Contents: Introduction. 1. Social implications of population growth in India/K.B. Pathak and F. Ram. 2. Poverty-induced migration and urban involution in India: alternative planning strategies/Shekhar Mukherji. 3. Occupational diversification and urbanization in India, 1971-91: levels and patterns of development/Victor S. D'Souza. 4. Opportunities for sociological research from the Indian census data/Mahendra K. Premi. 5. Census and ethnography/K.S. Singh. 6. Census and anthropological investigation: development of tribal demography/U.P. Sinha. 7. Significance of census data in the context of contemporary Indian society/S.P. Mohanty. 8. Census data for urban studies: a critical appraisal/K. Sita. 9. Urbanization and urban growth in India/Kamla Gupta. 10. Internal migration in India from the 1981 census/A. Sebastian. 11. Ethnography in Indian censuses/Harish C. Srivastava. 12. The social significance of the census/Anand Mahatme. 13. Indian census: how good a window to the world of work/Sudha Deshpande. Index.

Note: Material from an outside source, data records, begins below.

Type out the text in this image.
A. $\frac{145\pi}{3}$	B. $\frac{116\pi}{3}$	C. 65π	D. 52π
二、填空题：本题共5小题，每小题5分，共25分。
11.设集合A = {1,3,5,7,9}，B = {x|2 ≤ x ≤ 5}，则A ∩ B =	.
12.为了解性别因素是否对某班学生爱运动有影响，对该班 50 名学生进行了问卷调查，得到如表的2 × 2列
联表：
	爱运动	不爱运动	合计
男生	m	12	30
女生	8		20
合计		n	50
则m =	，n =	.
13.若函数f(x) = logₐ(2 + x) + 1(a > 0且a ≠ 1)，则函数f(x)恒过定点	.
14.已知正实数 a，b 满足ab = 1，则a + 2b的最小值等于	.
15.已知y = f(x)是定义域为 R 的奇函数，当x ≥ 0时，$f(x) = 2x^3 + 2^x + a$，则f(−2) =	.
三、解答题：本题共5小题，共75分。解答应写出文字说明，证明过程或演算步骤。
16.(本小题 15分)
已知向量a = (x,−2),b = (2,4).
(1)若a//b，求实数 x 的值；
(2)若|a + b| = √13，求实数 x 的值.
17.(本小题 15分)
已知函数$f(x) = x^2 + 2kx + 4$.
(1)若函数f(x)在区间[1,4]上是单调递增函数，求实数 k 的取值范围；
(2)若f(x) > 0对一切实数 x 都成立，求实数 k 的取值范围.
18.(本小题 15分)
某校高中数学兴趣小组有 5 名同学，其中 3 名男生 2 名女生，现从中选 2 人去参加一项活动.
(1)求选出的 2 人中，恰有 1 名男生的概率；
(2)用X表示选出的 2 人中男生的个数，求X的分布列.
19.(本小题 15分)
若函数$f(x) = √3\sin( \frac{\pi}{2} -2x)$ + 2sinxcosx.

"Since 1872 the Indian Census has been the most comprehensive and dependable source of information about the land and its people. India can take legitimate pride in having an unbroken history of census taking spanning over a century.

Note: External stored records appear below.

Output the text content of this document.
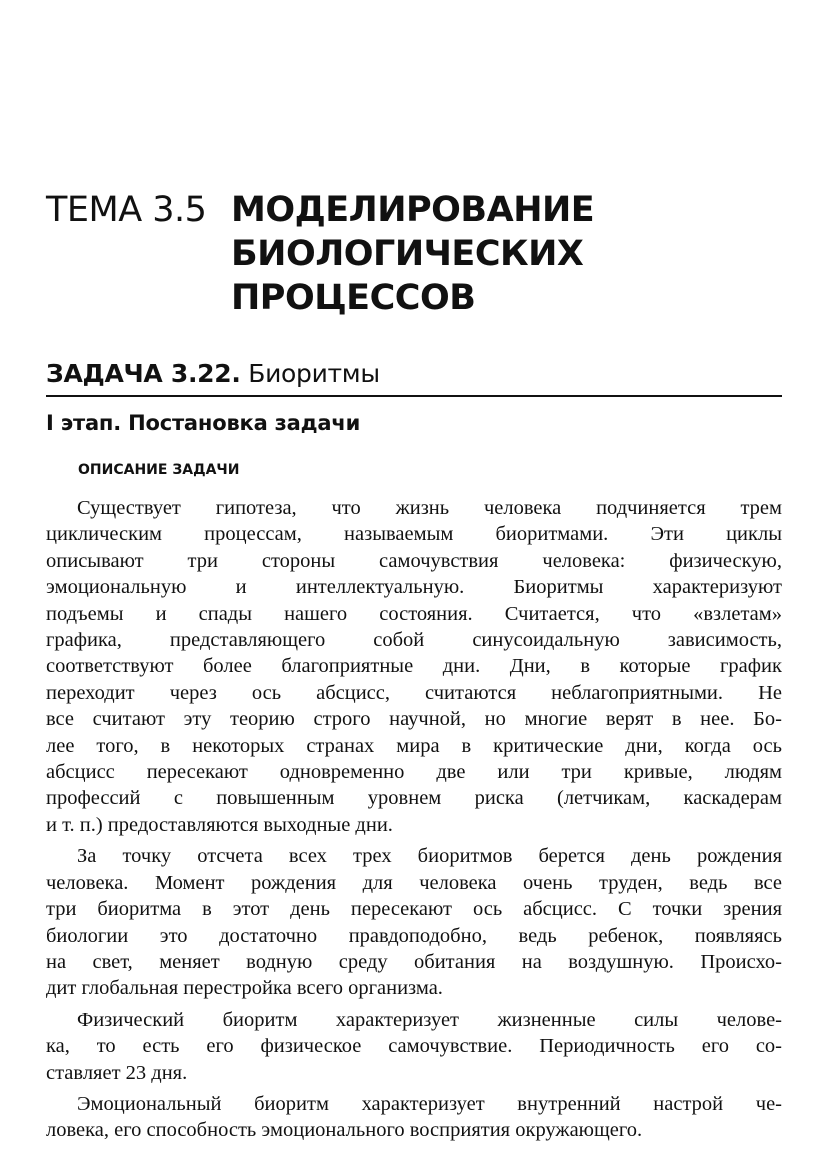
ТЕМА 3.5 МОДЕЛИРОВАНИЕ
БИОЛОГИЧЕСКИХ
ПРОЦЕССОВ
ЗАДАЧА 3.22. Биоритмы
I этап. Постановка задачи
ОПИСАНИЕ ЗАДАЧИ
Существует гипотеза, что жизнь человека подчиняется трем
циклическим процессам, называемым биоритмами. Эти циклы
описывают три стороны самочувствия человека: физическую,
эмоциональную и интеллектуальную. Биоритмы характеризуют
подъемы и спады нашего состояния. Считается, что «взлетам»
графика, представляющего собой синусоидальную зависимость,
соответствуют более благоприятные дни. Дни, в которые график
переходит через ось абсцисс, считаются неблагоприятными. Не
все считают эту теорию строго научной, но многие верят в нее. Бо-
лее того, в некоторых странах мира в критические дни, когда ось
абсцисс пересекают одновременно две или три кривые, людям
профессий с повышенным уровнем риска (летчикам, каскадерам
и т. п.) предоставляются выходные дни.
За точку отсчета всех трех биоритмов берется день рождения
человека. Момент рождения для человека очень труден, ведь все
три биоритма в этот день пересекают ось абсцисс. С точки зрения
биологии это достаточно правдоподобно, ведь ребенок, появляясь
на свет, меняет водную среду обитания на воздушную. Происхо-
дит глобальная перестройка всего организма.
Физический биоритм характеризует жизненные силы челове-
ка, то есть его физическое самочувствие. Периодичность его со-
ставляет 23 дня.
Эмоциональный биоритм характеризует внутренний настрой че-
ловека, его способность эмоционального восприятия окружающего.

"The implementation of the five year plan, which was set in motion in 1951, called for a variety of census data inputs such as population growth and distribution, age-sex composition, literacy, labour force and work participation, urbanization and migration, at the national as well as the state and district levels. The significance of census data for the successful management of India's pluralistic and democratic polity has been increasingly realized. The census, far from being a numerical exercise in mere head count, has emerged as a social document.
"The present volume, which is an outcome of a national seminar, covers a wide spectrum of themes relating to the census. These include an appraisal of economic data relating to working population, an analysis of occupational diversification and urbanization, poverty-induced migration, the aging population and its economic activities, and a review of the demographic situation of the tribal population.
[S.P. Mohanty retired as Professor in the Department of Sociology, University of Bombay.]